We use a range of organisations to either store personal information or help deliver our services to you. Where we have these arrangements there is always an agreement or contract in place to make sure that the organisation complies with data protection law.
We also share information with other key organisations so that we can provide you with consistent and joined up services. This is particularly the case with Health and Social Care organisation, for example the Black Country and West Birmingham initiative One Health and Care. Information about your health and care is recorded across NHS organisations and local authorities. When you contact organisations involved in your care as a patient or service user, information is collected about you and records maintained about the care and services that have been provided. Further information is available about One Health and Care in their Privacy Notice.
We will often complete a Data Protection Impact Assessment (DPIA) before we share personal information to make sure we protect your privacy and comply with the law.
Sometimes we have a legal duty to provide personal information to other organisations. This is often because we need to give that data to courts, including:
- if we take a child into care
- if the court orders that we provide the information
- if someone is taken into care under mental health law
We may also share your personal information when we feel there is a good reason that is more important than protecting your privacy. This does not happen often, but we may share your information:
- in order to find and stop crime and fraud, or if there are serious risks to the public, our staff or to
- other professionals
- to protect a child or
- to protect adults who are thought to be at risk, for example if they are frail, confused or cannot understand what is happening to them
For all of these reasons the risk must be serious before we can override your right to privacy.

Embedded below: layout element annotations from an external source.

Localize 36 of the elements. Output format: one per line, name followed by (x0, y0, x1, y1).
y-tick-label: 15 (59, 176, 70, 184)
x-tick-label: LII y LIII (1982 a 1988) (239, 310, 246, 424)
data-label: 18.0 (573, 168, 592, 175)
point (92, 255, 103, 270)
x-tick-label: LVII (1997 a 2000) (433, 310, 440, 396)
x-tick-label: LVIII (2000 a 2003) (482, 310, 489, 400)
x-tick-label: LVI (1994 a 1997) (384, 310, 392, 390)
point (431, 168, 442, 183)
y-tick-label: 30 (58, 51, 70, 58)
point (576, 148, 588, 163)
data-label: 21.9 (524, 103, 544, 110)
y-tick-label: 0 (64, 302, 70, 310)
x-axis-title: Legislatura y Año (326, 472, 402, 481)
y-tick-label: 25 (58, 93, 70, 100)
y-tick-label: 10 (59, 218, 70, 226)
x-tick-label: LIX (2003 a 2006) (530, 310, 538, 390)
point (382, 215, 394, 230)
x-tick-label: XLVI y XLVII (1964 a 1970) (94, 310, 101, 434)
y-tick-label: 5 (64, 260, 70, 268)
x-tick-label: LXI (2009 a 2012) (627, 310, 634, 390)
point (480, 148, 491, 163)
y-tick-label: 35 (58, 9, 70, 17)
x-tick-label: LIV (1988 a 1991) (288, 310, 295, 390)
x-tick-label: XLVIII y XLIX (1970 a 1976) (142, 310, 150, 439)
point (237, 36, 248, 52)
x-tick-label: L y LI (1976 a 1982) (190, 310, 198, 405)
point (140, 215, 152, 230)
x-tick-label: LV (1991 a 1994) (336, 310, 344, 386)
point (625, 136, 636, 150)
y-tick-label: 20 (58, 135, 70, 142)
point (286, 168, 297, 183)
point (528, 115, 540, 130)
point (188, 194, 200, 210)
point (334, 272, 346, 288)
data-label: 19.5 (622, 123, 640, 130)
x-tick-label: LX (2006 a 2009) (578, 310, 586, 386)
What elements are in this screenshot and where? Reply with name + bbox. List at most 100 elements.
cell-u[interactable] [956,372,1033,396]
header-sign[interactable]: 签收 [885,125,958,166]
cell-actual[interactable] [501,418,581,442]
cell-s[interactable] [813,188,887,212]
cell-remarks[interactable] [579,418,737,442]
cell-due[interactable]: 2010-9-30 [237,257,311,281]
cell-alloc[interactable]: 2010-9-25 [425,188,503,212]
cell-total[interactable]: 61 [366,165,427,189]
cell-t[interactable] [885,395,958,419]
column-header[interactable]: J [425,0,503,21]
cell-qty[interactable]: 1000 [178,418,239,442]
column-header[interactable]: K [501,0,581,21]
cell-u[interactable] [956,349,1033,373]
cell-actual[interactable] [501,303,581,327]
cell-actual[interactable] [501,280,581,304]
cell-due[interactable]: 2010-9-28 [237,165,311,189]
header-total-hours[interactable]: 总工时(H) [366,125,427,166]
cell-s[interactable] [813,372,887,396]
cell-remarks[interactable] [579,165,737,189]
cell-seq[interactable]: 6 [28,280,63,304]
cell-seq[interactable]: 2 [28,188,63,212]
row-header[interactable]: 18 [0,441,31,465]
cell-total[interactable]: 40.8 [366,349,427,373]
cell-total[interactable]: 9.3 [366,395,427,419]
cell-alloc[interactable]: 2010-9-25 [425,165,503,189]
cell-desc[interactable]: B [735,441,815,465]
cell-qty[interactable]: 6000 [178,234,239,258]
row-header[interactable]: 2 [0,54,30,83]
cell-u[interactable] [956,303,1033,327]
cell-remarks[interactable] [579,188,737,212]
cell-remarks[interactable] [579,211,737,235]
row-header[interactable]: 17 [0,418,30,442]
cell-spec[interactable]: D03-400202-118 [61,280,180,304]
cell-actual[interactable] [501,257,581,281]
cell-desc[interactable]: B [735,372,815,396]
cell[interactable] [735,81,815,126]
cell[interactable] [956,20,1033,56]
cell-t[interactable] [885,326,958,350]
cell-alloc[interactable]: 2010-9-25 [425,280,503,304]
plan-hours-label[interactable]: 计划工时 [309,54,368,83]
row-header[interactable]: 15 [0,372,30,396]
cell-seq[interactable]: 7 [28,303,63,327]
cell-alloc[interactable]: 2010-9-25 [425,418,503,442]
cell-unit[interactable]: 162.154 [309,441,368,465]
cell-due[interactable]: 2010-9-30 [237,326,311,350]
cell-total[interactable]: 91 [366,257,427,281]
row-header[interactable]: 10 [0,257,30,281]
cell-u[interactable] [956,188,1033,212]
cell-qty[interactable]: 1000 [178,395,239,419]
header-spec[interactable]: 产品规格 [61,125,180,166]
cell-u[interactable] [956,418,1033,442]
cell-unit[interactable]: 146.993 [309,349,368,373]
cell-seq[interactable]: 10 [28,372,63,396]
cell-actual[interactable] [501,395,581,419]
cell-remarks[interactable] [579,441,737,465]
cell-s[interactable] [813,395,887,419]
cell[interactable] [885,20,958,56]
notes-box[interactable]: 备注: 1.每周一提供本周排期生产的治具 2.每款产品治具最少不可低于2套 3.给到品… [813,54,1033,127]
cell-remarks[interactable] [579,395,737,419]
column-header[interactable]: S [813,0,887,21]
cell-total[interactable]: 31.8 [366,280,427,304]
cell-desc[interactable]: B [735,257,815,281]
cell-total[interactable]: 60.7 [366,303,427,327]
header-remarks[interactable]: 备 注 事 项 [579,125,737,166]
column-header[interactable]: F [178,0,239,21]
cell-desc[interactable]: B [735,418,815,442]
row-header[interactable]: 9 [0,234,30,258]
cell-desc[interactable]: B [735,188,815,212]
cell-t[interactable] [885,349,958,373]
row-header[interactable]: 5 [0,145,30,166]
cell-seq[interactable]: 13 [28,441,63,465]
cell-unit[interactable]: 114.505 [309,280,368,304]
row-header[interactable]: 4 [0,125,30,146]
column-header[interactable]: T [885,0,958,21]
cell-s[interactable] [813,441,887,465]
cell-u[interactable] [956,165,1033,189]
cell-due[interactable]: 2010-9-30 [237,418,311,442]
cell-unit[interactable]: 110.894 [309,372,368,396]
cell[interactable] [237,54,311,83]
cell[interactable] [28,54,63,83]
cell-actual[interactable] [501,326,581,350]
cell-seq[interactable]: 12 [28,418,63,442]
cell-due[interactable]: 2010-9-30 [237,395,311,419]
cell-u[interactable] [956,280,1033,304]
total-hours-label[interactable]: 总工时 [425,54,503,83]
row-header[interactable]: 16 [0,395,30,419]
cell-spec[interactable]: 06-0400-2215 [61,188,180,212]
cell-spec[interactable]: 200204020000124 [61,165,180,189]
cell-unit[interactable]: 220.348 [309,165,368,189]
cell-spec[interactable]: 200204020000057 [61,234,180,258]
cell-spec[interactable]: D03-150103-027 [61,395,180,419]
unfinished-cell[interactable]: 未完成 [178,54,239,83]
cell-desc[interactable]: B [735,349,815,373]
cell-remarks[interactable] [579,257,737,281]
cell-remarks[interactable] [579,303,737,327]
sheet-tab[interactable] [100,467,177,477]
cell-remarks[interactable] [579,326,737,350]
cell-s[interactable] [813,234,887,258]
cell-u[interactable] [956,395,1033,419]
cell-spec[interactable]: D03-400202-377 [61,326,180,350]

If we are worried about your physical safety or feel we need to take action to protect you from being harmed in other ways, we will discuss this with you and, if possible, get your permission to tell others about your situation before doing so.
We may still share your information if we believe the risk to others is serious enough to do so.
There may also be rare occasions when the risk to others is so great that we need to share information straight away.
If this is the case, we will make sure that we record what information we share and our reasons for doing so. We will let you know what we have done and why, if we think it is safe to do so.
How do we protect your information?
We will do what we can to make sure we hold records about you (on paper and electronically) in a secure way, and we’ll only make them available to those who have a right to see them. Examples of our security include:
- Encryption, meaning that information is hidden so that it cannot be read without special knowledge (such as a password). Council equipment, such as laptops, uses this so no one can access the data other than the member of staff using it.
- Pseudonymisation, meaning that we will use a different name so we can hide parts of your personal information from view. This means that someone outside of the Council could work on your information for us without ever knowing it was yours.
- Controlling access to systems and networks allows us to stop people who are not allowed to view your personal information from getting access to it.
- Training for our staff allows us to make them aware of how to handle information and how and when to report when something goes wrong.
- Regular testing of our technology and ways of working including keeping up to date on the latest security updates (commonly called patches).
The Council has to comply with strict security controls set out by the Government, NHS Digital and the Payment Card Industry. Our security controls are regularly tested by external assessors to ensure that they are robust enough to protect your information.